Haxe (roast pork hock) is one the most famous Bavarian dishes. Traditionally it is made on a charcoal rotisserie but it can also be made in an oven. But if you have the right barbecue gear, it is also possible to make it in a smoker.

haxe_smoker2

Haxe is all about the crispy skin, and you need a temperature of above 200 degrees to get it right. I own a Monolith kamado style ceramic smoker which is essentially the same as a Big Green Egg. This type of smoker allows temperatures anywwhere from 80 to 400 degrees simply using charcoal, so this is the perfect device for this.

There are plenty of things you can do wrong with a haxe. Overcooking and a rubbery skin are probably the most prevalent mistakes. To prevent this, a lot of tricks and “secrets” have been invented inlcuding brining, injecting or parboiling.  I am quite the purist when it comes to haxe, and my recent minimalist experiment has shown that nonoe of these tricks are strictly necessary. All you need is dry heat and good timing. A meat thermometer won’t hurt either, but with some experience you don’t even need this.

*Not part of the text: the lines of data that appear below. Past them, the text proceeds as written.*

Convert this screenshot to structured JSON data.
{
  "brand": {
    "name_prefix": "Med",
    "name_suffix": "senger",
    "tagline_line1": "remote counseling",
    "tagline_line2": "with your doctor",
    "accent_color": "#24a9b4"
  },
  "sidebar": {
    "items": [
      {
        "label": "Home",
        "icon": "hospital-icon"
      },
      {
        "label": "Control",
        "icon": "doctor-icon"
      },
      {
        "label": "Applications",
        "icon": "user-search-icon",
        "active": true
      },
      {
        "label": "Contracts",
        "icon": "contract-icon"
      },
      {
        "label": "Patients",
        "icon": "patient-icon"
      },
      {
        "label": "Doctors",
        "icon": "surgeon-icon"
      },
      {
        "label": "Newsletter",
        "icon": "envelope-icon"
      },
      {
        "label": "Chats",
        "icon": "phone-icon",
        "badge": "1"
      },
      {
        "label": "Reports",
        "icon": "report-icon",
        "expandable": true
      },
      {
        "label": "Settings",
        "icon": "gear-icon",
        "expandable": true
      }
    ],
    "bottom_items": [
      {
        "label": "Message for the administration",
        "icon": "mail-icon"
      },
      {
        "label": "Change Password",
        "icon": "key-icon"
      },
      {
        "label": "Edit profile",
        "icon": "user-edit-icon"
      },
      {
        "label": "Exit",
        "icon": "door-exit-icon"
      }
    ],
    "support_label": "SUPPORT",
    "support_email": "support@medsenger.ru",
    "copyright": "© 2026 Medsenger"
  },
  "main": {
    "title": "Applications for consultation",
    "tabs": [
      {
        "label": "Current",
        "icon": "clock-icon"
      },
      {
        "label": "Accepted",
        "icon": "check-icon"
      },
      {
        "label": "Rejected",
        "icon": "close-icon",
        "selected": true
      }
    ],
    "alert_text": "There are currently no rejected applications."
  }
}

haxe_smoker1I bought a fairly small specimen of a hind hock of 1.1 kg that provides a large portion for a single person. A bigger one serves two, and a front hock is a slightly smaller single portion.

Method:

  • Rub generously with salt. Nothing else.
  • Smoke provided by chunks of fruit wood (I used some of my trusty mirabelle wood I sill have left)
  • 2 hours at 160 to 170 degrees (or to 78 degrees internal temperature), indirect heat with deflector stone
  • Then crank up the temperature to 220 degrees
  • Check often for the skin in this final phase so it won’t burn

This worked out very well for me. Even though I did not use a thermometer, the meat came out almost perfect. You should end up between 80 and 85 degrees. I used a generous amount of wood and the smoker was merrily puffing along most of the time, but still the smoke influence remained moderate, which is good.

haxe_smoker3

I just used a dry dripping pan for the rendered fat. I don’t like sauce with haxen. Good barbecue doesn’t need sauce anyway.

Serve this with bread and/or Bavarian coleslaw and drink beer with it.